A Polícia Civil de São Paulo realiza uma operação para investigar se recursos públicos foram desviados para financiar a produção do filme "Dark Horse", que retrata a trajetória do ex-presidente Jair Bolsonaro. O Instituto Conhecer Brasil (ICB), alvo da investigação, nega irregularidades e afirma que contratou perícia e auditoria especializadas para acompanhar o caso.

Detalhes da investigação

O contrato entre a Prefeitura de São Paulo e o ICB, no valor de R$ 108 milhões por ano, previa a instalação de 5 mil pontos de internet wi-fi gratuita em bairros periféricos da capital. No entanto, apenas 3,2 mil pontos teriam sido instalados, e três aditivos prorrogaram o prazo de entrega.
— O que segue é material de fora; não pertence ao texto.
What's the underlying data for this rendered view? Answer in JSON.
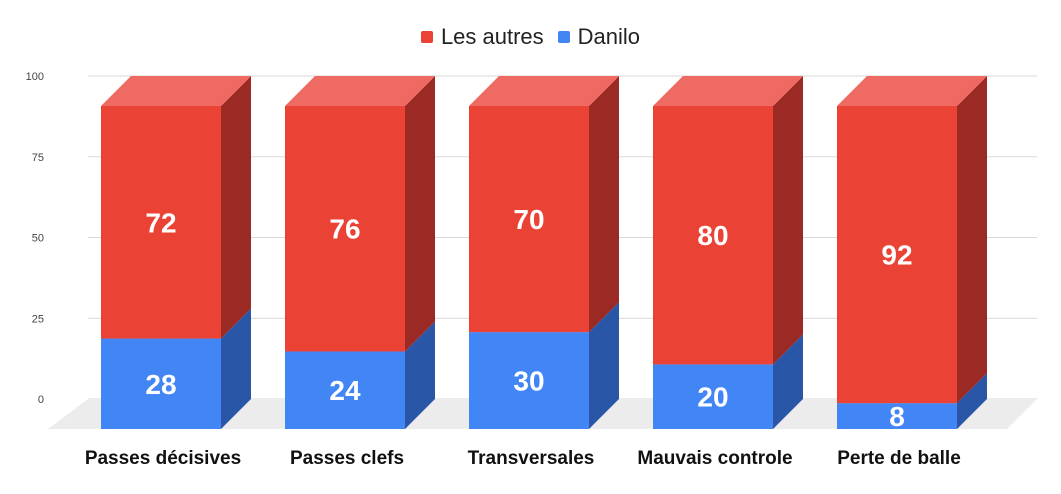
{
  "chart_data": {
    "type": "bar",
    "stacked": true,
    "style": "3d",
    "categories": [
      "Passes décisives",
      "Passes clefs",
      "Transversales",
      "Mauvais controle",
      "Perte de balle"
    ],
    "series": [
      {
        "name": "Danilo",
        "values": [
          28,
          24,
          30,
          20,
          8
        ],
        "color": "#4285f4",
        "side_color": "#2a56a8"
      },
      {
        "name": "Les autres",
        "values": [
          72,
          76,
          70,
          80,
          92
        ],
        "color": "#ea4335",
        "side_color": "#9c2a24",
        "top_color": "#ee6a62"
      }
    ],
    "legend_order": [
      "Les autres",
      "Danilo"
    ],
    "y_ticks": [
      0,
      25,
      50,
      75,
      100
    ],
    "ylim": [
      0,
      100
    ],
    "grid": true,
    "legend_position": "top"
  }
}
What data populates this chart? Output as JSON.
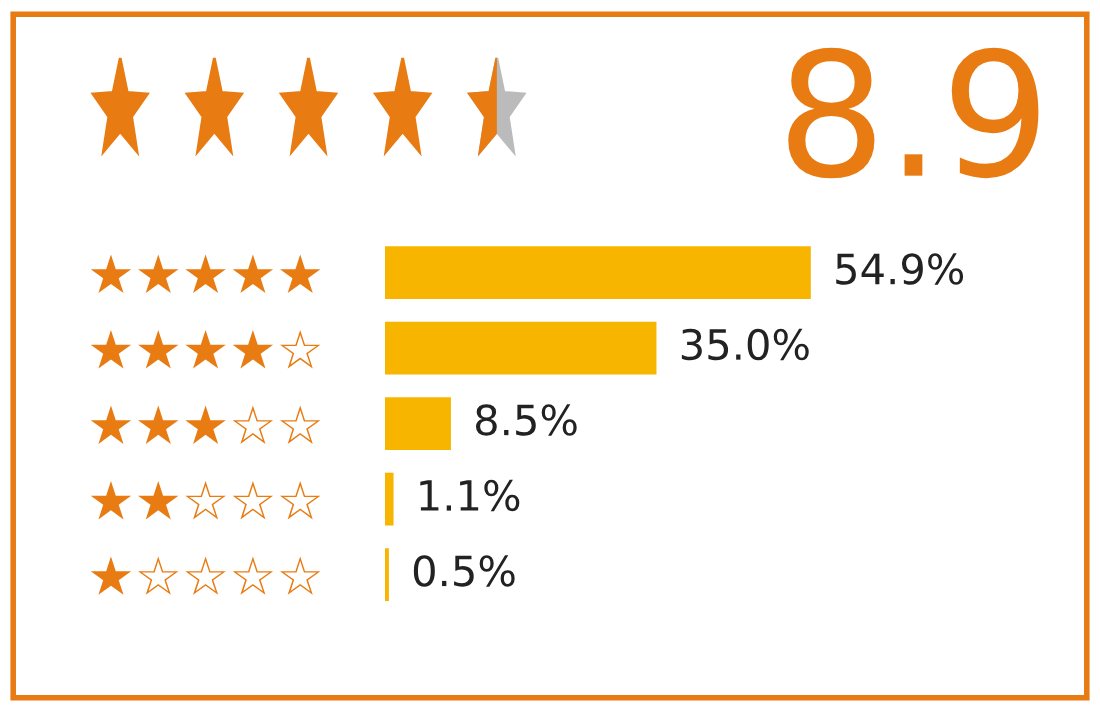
{
  "chart_data": {
    "type": "bar",
    "orientation": "horizontal",
    "categories": [
      "★★★★★",
      "★★★★☆",
      "★★★☆☆",
      "★★☆☆☆",
      "★☆☆☆☆"
    ],
    "values": [
      54.9,
      35.0,
      8.5,
      1.1,
      0.5
    ],
    "value_labels": [
      "54.9%",
      "35.0%",
      "8.5%",
      "1.1%",
      "0.5%"
    ],
    "color": "#f7b500",
    "annotations": [
      "8.9"
    ],
    "grid": false,
    "legend": false
  }
}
A investigação aponta suspeitas de direcionamento na concorrência, já que apenas o ICB participou da licitação, e questiona a capacidade técnica da organização na área de telecomunicações.

Valores questionados

O juiz responsável pelo caso destaca que o ICB cobrou cerca de R$ 1.800 por mês por ponto de wi-fi, enquanto a Prodam, empresa de tecnologia da prefeitura, cobrava R$ 230 pela instalação e R$ 306 pela manutenção. Além disso, há suspeitas de pagamento antecipado de R$ 26 milhões por serviços não prestados e uso de notas fiscais irregulares para justificar despesas de R$ 4,7 milhões.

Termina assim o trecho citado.